Ähnliche Systeme finden sich in Asien. In Teilen von China, Thailand und Indonesien nutzten Bauern seit Jahrhunderten Reisfelder als Kombination von Fischzucht und Pflanzenanbau. Fische wie Karpfen oder Tilapia lebten zwischen den Reispflanzen, fraßen Insekten und düngten gleichzeitig den Boden. Diese frühen Formen der integrierten Landwirtschaft gelten als Vorläufer moderner Aquaponiksysteme. Bis heute wird diese Methode – besonders in Südostasien – in traditioneller Form praktiziert.
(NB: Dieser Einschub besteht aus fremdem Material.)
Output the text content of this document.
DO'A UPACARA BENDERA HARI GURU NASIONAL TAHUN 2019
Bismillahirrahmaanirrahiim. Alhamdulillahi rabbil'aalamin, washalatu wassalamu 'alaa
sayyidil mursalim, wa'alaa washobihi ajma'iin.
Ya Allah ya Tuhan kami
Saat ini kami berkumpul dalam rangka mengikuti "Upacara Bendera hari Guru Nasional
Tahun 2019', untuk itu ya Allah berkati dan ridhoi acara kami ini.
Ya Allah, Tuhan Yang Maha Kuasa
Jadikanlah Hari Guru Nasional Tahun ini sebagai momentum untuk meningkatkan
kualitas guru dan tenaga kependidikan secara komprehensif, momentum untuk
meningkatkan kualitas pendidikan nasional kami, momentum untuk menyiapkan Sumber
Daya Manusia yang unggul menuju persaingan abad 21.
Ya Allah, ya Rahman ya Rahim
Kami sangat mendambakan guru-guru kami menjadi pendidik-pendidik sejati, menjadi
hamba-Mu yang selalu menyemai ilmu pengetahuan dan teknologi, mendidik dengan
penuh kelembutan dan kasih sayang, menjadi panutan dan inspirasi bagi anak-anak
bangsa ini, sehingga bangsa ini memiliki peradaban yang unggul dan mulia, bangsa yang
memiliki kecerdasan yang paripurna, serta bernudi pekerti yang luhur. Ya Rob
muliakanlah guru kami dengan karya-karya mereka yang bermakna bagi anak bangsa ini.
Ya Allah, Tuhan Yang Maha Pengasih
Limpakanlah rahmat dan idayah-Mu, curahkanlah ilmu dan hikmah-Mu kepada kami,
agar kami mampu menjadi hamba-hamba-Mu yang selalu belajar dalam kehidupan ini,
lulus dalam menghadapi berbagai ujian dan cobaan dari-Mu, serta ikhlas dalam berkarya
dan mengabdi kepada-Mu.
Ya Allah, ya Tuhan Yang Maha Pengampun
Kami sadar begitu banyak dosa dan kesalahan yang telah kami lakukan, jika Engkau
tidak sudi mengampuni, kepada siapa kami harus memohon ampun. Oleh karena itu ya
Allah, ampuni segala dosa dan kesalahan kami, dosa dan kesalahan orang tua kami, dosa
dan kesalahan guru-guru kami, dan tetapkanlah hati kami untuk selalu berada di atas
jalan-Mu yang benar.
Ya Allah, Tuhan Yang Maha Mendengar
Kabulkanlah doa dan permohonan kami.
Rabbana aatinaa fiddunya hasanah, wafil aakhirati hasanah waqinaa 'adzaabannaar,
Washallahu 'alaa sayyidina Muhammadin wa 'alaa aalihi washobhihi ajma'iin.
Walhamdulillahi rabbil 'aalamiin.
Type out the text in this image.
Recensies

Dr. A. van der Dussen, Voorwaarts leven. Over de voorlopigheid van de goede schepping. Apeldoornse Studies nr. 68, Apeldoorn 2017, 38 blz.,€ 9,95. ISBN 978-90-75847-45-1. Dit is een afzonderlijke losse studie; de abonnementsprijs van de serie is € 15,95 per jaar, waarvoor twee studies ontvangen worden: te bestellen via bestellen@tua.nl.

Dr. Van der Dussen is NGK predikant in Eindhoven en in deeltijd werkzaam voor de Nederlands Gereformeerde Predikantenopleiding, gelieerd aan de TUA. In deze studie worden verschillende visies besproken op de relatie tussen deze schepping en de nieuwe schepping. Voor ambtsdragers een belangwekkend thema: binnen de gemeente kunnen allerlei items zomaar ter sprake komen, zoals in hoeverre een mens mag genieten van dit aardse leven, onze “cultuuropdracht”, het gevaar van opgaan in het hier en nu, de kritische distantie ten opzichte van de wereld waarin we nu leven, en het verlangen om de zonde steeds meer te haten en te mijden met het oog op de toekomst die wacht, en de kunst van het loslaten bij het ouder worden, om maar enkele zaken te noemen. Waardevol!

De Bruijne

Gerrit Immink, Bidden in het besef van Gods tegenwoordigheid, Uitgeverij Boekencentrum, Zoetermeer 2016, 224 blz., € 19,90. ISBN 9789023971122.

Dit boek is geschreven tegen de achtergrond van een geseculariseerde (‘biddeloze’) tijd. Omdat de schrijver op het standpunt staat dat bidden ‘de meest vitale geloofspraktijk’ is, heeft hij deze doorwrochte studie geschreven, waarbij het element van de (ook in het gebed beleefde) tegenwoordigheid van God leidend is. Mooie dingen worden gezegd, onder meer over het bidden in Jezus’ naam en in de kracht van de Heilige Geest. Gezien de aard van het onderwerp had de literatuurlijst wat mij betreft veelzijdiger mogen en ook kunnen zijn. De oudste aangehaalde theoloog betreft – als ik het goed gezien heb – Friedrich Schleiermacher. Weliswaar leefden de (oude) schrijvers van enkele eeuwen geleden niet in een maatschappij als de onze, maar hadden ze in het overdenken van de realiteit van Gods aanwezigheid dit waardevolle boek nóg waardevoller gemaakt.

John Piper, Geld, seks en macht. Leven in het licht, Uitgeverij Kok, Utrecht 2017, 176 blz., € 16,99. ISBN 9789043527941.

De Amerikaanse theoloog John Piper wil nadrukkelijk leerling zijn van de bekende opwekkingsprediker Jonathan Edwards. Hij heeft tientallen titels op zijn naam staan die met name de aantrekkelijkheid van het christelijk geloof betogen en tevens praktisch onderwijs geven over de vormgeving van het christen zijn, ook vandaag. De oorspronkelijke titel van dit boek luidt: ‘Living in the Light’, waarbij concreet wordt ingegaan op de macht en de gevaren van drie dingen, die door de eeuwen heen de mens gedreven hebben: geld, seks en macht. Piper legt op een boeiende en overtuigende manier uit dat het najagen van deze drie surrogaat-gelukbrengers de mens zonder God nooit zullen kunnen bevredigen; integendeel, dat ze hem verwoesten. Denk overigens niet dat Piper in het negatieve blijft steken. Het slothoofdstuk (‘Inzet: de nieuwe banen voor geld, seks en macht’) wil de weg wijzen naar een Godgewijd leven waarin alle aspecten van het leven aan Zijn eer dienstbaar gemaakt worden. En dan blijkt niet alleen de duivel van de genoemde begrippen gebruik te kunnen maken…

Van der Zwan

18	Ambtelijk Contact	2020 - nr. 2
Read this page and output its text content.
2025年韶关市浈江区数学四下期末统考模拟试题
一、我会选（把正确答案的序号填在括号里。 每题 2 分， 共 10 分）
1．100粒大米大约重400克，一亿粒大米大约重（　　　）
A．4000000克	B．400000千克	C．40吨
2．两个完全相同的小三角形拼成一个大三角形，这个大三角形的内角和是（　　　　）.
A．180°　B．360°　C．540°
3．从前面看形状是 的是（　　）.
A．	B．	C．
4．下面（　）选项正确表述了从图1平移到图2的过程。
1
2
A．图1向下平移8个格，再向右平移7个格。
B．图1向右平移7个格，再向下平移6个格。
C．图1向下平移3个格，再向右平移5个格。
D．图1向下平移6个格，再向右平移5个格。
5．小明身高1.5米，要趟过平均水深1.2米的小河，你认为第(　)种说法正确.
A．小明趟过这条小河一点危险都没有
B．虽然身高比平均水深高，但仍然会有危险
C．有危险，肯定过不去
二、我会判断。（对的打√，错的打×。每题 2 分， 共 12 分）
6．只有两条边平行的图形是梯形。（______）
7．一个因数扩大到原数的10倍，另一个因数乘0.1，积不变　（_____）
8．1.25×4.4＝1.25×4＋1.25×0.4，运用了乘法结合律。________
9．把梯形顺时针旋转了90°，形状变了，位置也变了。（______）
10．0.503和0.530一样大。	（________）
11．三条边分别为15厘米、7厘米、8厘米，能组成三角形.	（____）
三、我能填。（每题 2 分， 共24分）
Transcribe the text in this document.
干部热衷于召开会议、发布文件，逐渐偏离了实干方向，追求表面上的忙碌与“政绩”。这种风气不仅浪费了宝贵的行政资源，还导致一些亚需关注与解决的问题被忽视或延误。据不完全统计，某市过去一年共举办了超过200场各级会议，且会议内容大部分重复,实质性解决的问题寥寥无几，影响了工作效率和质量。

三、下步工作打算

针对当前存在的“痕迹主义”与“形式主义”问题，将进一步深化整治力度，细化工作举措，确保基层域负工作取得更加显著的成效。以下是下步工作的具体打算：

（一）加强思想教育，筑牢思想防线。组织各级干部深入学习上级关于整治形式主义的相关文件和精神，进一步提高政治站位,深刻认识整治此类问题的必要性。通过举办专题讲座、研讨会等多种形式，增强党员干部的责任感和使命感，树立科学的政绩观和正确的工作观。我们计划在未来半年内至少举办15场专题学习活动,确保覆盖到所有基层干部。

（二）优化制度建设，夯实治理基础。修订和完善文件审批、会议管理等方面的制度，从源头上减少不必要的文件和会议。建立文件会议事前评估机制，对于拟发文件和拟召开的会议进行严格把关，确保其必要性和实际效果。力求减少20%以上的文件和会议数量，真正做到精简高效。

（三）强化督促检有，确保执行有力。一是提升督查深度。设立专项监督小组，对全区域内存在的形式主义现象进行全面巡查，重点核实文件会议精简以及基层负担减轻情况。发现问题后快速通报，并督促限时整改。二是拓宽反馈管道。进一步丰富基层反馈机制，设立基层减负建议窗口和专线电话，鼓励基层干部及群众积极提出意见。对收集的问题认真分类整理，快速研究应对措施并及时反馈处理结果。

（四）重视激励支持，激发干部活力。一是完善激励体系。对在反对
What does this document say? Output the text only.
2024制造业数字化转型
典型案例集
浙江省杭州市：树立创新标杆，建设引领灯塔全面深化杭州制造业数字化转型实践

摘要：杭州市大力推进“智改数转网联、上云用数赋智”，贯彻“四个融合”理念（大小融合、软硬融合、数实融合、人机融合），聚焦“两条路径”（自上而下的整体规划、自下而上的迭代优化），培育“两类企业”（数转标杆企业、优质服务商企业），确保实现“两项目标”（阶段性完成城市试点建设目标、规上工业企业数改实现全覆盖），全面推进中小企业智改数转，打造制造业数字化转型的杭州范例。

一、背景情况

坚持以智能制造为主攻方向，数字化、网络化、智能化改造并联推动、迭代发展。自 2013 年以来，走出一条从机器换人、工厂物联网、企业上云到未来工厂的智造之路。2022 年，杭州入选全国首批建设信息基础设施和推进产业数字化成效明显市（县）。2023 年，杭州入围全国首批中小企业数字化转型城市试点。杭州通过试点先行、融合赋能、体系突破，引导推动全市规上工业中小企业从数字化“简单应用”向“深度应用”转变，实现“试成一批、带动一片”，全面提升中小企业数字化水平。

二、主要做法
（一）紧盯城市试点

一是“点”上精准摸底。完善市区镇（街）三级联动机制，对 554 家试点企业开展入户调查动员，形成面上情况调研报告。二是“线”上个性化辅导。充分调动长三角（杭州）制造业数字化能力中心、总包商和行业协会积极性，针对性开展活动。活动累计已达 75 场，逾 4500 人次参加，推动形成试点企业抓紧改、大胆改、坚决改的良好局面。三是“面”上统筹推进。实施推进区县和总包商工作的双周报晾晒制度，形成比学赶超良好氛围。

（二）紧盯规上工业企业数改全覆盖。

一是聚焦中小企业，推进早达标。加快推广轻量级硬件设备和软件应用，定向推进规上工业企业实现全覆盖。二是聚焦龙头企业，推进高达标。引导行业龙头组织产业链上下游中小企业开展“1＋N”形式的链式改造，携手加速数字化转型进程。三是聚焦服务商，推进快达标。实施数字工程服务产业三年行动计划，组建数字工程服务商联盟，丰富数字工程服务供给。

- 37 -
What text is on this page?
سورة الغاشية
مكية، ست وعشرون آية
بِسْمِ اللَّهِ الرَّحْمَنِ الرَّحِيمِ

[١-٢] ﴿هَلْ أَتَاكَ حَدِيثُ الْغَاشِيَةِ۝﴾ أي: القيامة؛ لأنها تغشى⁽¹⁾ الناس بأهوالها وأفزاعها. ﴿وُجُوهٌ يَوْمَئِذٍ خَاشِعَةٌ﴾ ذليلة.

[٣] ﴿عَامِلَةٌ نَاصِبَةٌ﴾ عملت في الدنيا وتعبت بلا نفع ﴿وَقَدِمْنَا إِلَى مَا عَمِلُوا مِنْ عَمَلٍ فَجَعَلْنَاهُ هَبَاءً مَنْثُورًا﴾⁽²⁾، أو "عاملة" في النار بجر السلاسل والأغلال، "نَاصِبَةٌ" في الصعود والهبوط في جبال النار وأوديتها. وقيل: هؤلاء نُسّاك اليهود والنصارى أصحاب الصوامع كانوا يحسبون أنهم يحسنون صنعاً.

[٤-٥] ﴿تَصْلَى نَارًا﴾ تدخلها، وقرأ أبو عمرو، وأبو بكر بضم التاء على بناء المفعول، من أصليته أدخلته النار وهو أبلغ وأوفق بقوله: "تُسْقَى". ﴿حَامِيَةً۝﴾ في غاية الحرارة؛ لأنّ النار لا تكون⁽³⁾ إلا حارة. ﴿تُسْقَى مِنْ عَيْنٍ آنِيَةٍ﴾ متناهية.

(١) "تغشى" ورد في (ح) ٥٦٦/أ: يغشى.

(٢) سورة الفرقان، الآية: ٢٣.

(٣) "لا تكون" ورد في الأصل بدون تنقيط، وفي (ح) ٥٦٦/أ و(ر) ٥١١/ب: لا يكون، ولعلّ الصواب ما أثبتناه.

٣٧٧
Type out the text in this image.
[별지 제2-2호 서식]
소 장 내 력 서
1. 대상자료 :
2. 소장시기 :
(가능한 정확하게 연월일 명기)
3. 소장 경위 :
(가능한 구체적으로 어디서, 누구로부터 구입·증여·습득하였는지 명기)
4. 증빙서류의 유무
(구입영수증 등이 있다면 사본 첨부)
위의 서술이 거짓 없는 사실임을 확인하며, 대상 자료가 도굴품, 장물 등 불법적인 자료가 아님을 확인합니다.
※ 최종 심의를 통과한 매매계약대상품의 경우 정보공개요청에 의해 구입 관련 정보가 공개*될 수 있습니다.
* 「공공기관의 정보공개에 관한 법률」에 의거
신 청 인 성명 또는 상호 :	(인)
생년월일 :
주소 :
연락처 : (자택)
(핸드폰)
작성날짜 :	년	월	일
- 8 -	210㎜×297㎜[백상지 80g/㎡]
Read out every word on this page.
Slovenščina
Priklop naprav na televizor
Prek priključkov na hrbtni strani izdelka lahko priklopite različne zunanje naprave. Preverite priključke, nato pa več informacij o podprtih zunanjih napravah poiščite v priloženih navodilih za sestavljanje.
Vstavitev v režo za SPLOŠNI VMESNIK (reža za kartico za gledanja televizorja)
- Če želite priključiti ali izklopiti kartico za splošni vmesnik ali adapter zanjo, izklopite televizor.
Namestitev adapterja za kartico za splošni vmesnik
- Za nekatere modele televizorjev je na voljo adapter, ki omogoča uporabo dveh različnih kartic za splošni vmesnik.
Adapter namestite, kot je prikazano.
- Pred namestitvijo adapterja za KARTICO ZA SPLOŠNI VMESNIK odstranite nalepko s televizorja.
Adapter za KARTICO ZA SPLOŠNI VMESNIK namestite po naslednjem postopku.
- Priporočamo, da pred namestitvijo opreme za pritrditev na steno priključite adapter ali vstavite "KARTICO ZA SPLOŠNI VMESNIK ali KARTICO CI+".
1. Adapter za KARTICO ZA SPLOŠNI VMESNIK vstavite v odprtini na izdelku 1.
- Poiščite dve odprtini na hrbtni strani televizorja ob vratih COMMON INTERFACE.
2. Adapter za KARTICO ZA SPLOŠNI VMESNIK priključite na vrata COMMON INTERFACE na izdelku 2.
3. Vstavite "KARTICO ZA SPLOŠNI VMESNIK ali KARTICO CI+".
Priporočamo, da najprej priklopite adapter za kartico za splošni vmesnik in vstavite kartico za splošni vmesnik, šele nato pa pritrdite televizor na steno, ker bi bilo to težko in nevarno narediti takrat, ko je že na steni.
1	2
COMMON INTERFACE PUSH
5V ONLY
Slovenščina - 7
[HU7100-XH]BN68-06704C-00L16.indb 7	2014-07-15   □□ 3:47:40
Vom Prinzip zur Technologie

Mit Beginn des 20. Jahrhunderts begann die Wissenschaft, diese natürlichen Kreisläufe systematisch zu erforschen. In den 1970er-Jahren entstanden die ersten Versuchsaufbauten, die Fischzucht und hydroponischen Pflanzenanbau technisch miteinander kombinierten. Besonders an der University of the Virgin Islands (UVI) wurde Aquaponik wissenschaftlich untersucht und optimiert. Forscher wie Dr. James Rakocy entwickelten dort Prototypen, die erstmals stabil und skalierbar funktionierten. Sein bekanntes UVI-System gilt bis heute als Grundlage vieler moderner Anlagen.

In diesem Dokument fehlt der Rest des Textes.